Agir com base na raiva e na impetuosidade é para ele o sinal de uma personalidade indigna com a qual ele não deseja ser associado.

O que tudo isso tem a ver com pecado, transgressão, expiação e dois bodes?

Nos últimos anos, vimos uma revolução em nossa compreensão do cérebro humano e, com ele, da mente humana. Um dos principais textos foi o livro O Erro de Descartes, de Antonio Damasio. [2] Damasio descobriu algo incomum sobre pacientes que sofreram danos cerebrais no córtex pré-frontal ventromedial. Sua capacidade de pensar permaneceu inalterada, mas sua capacidade de sentir caiu para quase zero. O resultado foi que eles acharam impossível tomar decisões. Eles raciocinariam interminavelmente, mas deixariam de pensar em um curso de ação em vez de outro.

Muito do trabalho subsequente mostrou que Descartes e Kant estavam errados em sua afirmação de que somos, em primeiro lugar e acima de tudo, animais racionais. David Hume estava certo em sua visão de que somos essencialmente seres emocionais que tomam decisões com base em sentimentos, desejos e impulsos dos quais podemos estar quase inconscientes. Nós justificamos nossas escolhas, mas as varreduras cerebrais mostram que talvez tenhamos feito essas escolhas antes de estarmos cientes de que havíamos feito isso.

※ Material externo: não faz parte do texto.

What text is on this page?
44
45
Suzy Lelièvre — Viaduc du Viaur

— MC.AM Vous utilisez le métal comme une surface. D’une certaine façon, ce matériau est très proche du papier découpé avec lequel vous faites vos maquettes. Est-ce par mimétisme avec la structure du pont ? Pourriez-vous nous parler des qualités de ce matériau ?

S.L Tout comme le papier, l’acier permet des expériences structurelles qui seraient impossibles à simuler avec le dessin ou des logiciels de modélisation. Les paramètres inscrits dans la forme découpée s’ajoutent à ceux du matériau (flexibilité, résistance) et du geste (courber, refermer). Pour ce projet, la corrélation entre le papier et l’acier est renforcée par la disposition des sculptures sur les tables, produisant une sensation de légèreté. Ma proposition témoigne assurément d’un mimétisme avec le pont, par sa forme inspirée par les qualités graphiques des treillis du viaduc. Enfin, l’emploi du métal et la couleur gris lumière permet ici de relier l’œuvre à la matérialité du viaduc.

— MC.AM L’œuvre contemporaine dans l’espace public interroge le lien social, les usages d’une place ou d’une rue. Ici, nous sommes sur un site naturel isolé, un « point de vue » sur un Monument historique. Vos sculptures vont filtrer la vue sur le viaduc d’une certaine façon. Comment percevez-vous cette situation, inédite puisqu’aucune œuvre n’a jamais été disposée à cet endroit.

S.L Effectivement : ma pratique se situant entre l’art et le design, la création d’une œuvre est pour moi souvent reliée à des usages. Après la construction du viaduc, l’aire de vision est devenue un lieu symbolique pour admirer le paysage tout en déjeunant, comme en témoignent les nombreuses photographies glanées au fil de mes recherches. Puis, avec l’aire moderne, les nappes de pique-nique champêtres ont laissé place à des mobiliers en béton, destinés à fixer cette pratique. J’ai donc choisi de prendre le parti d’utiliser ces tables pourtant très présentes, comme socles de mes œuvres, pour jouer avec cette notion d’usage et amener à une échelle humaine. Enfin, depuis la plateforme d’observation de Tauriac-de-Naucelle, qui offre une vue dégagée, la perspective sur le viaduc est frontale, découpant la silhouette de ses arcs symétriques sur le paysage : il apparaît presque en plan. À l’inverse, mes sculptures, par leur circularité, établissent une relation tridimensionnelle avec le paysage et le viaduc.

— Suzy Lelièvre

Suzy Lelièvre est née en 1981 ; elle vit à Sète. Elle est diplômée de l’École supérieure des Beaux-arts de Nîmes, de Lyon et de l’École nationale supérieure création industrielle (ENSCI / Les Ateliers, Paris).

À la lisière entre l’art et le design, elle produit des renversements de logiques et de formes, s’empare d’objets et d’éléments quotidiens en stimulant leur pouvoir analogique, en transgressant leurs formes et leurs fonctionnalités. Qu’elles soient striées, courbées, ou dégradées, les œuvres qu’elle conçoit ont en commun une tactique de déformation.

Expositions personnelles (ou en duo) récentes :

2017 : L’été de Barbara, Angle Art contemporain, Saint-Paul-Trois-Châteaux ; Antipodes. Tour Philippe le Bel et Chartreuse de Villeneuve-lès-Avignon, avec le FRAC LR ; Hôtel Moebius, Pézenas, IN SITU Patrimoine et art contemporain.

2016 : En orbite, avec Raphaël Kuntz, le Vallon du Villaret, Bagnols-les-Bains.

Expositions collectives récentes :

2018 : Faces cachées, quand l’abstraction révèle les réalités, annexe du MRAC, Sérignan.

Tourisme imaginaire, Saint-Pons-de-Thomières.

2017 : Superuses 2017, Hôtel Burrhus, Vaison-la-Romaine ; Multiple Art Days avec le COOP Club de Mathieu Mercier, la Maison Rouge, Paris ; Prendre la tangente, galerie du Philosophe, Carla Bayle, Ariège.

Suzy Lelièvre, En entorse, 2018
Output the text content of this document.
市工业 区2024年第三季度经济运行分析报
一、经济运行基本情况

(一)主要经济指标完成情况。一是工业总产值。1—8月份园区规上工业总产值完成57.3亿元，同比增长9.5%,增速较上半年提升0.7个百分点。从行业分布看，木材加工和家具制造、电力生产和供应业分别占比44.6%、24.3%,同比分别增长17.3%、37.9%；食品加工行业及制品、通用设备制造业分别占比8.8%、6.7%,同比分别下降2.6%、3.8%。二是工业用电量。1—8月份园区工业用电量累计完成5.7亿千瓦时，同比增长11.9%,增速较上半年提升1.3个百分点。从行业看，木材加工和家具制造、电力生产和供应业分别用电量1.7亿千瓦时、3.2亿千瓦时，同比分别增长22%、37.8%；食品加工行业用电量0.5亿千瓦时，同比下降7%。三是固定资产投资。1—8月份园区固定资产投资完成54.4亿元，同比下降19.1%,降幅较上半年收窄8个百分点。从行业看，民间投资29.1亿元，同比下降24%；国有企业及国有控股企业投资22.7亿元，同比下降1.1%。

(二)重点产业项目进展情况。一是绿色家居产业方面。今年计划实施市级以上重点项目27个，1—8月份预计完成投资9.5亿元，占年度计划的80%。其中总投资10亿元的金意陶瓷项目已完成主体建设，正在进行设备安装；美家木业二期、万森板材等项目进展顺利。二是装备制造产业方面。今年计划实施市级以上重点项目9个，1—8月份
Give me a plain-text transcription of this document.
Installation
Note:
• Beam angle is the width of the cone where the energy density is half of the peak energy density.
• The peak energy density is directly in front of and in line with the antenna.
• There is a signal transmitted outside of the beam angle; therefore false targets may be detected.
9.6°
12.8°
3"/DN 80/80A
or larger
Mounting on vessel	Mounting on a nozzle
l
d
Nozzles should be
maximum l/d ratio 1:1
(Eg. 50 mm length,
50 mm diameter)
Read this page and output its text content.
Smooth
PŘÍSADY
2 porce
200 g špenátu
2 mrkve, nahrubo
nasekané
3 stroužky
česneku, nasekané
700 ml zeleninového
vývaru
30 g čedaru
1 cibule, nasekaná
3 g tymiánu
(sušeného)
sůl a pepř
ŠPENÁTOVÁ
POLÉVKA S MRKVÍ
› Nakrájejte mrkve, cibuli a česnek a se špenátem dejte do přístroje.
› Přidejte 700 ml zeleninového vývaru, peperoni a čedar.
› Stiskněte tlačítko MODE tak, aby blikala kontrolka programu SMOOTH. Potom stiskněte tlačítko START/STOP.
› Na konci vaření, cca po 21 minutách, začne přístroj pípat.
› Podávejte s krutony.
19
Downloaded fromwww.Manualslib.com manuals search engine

Somos mais motivados pela emoção e menos pela razão do que os pensadores do Iluminismo acreditavam. Essa descoberta levou a novos campos de estudo, como a economia comportamental (o que as pessoas realmente fazem e não o que a teoria diz que eles fazem), a inteligência emocional e os estudos interdisciplinares que ligam a neurociência à moralidade e à política.

Temos, de fato, um sistema dual ou um cérebro de duas vias. Isto é o que Daniel Kahneman está se referindo no título de seu famoso livro Thinking, Fast and Slow[3] Uma faixa é rápida, instintiva, emocional e subconsciente. A outra é mais lenta, consciente, deliberativa e calculista. A primeira nos permite reagir rapidamente a situações de perigo potencial imediato. Sem isso, nós e nossos ancestrais não teríamos sobrevivido. Muitas de nossas reações instintivas são benignas. É natural ter empatia, e com isso a tendência de sentir a dor de outras pessoas e vir em seu auxílio. Desenvolvemos um forte senso de apego que nos leva a defender membros de nossa família ou comunidade. Mas nem todos os instintos são benignos. Raiva, inveja, ciúmes, medo, ódio e o desejo de vingança podem ter sido funcionais, mas muitas vezes são profundamente destrutivos em situações sociais. É por isso que a capacidade de “pensar devagar”, de fazer uma pausa e refletir, importa muito. Todos os animais têm desejos. Somente os seres humanos são capazes de julgar os desejos – de perguntar, devo ou não satisfazer esse desejo?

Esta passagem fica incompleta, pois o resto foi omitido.